Sous couvert de « suffisance », assez de ne pas vouloir dire la vérité !

« Langue de bois » et « non-dit », même avec un choix adapté des mots et des artifices, sont avant tout le témoignage d’une puérilité inhérente à la fois à l’intervenant et à ses conseillers ou à ses proches. Il s’agit la plupart du temps d’une façon de s’exprimer, absente de sens, qui est accueillie par ceux auxquels elle s’adresse comme supérieure voire méprisante. Le « ras-le-bol » éprouvé par les citoyens se focalise sur les « non-dit » et les « sous-entendus » générant des « fake news ». Ce danger est d’autant plus réel que le palliatif employé par les intervenants frise lui-même la répétition et l’exagération. Ils se persuadent qu’à force de ne jamais vouloir dire la vérité, ils finiront par être écoutés !

Hors de l’assemblée, les députés vont être amenés à s’exprimer devant les médias – source : lejdd.fr



Dans tous les secteurs, à tous les niveaux de responsabilité, ce jeu de « suffisance » domine trop souvent les discours de politiques, d’économistes, de journalistes ou d’autres. Se considérant comme détenteur de « leur » vérité, ils peuvent s’accrocher ou se battre autour des quelques mots ou phrases lâchés avec plus ou moins de parcimonie ou d’intérêt. Le besoin d’expliquer aux autres reste le même. Mais dans l’emballement, personne ne réussira à mettre les « pieds dans le plat » pour insister sur le fait que l’objet et le fond de l’intervention ou du débat n’ont jamais été abordés.

Le « grand débat » est la parfaite illustration de cette carence...
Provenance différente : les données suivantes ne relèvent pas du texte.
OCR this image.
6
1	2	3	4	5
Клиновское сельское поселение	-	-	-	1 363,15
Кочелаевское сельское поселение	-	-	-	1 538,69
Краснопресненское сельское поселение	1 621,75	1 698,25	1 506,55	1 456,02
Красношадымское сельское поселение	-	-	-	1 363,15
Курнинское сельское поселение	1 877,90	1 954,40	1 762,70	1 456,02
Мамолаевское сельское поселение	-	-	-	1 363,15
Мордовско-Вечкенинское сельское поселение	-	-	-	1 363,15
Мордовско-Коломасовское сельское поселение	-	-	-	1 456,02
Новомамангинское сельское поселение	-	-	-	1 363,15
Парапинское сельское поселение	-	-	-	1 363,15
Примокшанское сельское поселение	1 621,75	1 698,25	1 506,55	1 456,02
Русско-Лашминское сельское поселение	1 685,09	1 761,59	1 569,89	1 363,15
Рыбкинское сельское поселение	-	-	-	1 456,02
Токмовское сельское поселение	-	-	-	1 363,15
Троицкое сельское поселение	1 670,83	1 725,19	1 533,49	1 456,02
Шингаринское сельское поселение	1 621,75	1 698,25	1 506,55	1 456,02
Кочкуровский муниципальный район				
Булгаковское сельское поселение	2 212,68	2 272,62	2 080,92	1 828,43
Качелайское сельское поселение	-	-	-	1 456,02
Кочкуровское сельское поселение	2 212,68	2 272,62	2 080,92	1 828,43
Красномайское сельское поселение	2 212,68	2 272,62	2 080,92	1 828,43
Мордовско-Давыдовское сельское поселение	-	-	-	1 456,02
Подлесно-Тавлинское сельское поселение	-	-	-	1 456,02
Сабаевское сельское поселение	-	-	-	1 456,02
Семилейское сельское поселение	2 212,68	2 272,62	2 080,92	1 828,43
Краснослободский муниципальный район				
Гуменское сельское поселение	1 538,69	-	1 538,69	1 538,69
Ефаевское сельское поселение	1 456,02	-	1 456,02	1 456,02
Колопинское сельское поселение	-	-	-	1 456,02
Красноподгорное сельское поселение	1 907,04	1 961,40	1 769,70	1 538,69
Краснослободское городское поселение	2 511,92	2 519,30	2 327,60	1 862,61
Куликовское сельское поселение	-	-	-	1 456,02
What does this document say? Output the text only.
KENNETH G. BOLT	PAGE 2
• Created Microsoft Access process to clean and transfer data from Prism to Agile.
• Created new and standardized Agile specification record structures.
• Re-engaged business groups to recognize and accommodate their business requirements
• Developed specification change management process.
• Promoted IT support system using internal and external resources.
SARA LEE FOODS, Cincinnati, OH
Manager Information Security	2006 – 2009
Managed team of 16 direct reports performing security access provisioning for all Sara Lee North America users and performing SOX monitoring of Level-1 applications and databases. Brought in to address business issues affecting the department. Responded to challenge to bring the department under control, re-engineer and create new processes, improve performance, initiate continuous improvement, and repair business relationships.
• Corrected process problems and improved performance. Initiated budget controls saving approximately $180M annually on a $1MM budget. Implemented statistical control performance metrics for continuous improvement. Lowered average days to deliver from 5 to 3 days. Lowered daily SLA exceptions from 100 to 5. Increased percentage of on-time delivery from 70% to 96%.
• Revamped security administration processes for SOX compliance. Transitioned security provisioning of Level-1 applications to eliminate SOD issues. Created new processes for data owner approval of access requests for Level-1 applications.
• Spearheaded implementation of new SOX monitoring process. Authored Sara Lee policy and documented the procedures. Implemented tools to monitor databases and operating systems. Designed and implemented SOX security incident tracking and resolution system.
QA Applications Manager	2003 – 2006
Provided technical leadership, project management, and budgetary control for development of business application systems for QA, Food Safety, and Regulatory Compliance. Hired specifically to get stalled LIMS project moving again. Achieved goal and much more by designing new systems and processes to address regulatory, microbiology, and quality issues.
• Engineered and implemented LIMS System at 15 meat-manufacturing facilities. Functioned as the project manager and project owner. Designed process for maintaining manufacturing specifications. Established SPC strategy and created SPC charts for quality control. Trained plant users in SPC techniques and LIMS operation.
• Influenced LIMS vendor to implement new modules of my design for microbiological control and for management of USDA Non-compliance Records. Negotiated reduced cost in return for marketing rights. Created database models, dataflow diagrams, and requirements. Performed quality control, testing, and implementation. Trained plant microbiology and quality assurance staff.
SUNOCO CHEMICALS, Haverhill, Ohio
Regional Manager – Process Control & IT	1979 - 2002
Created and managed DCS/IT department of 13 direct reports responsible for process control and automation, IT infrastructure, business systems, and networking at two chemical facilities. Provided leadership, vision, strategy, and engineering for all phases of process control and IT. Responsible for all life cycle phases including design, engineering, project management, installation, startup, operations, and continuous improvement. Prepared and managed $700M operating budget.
A l’origine des décisions et du « grand débat », les « gilets jaunes », principaux intéressés, ont été volontairement ignorés. La contestation persiste comme les rassemblements hebdomadaires. Cette attitude officielle généralisée n’a pas arrangé les choses. Elle a montré que la confiance se perdait. L’autorité des gouvernants est mise à mal. Plus personne ne s’aventure à croire le propos du politique. Ceci est d’autant plus redoutable que le pouvoir de « position », même au plus haut niveau de l’État, est affaibli et que le doute s’installe.

Les « gilets jaunes », initiateurs oubliés du « grand débat » ? - source : Ouest France



Les réactions au mouvement des « gilets jaunes », le lancement du « grand débat », sa conduite comme sa restitution en sont la meilleure preuve. Les réponses concrètes à venir, destinées à satisfaire les requêtes d’une petite partie de français qui se sont exprimés, auront du mal à être crédibles pour les autres. Par réaction, elles seront rejetées par une grande majorité de citoyens qui se sentiront, oubliés parfois même méprisés.

La coupe du mécontentement se remplit progressivement par l’absence de crédibilité. Les limites de l’acceptable sont atteintes. Attention danger pour la France, la défiance s’installe à tous les niveaux dans tous les secteurs et dans tous les domaines. Ce n’est pas une fin en soi. La chute n’est pas encourageante. Espérons quand même que « certains » de nos décideurs, politiques et autres dirigeants, publics ou privés, sauront en tirer la leçon avec modestie.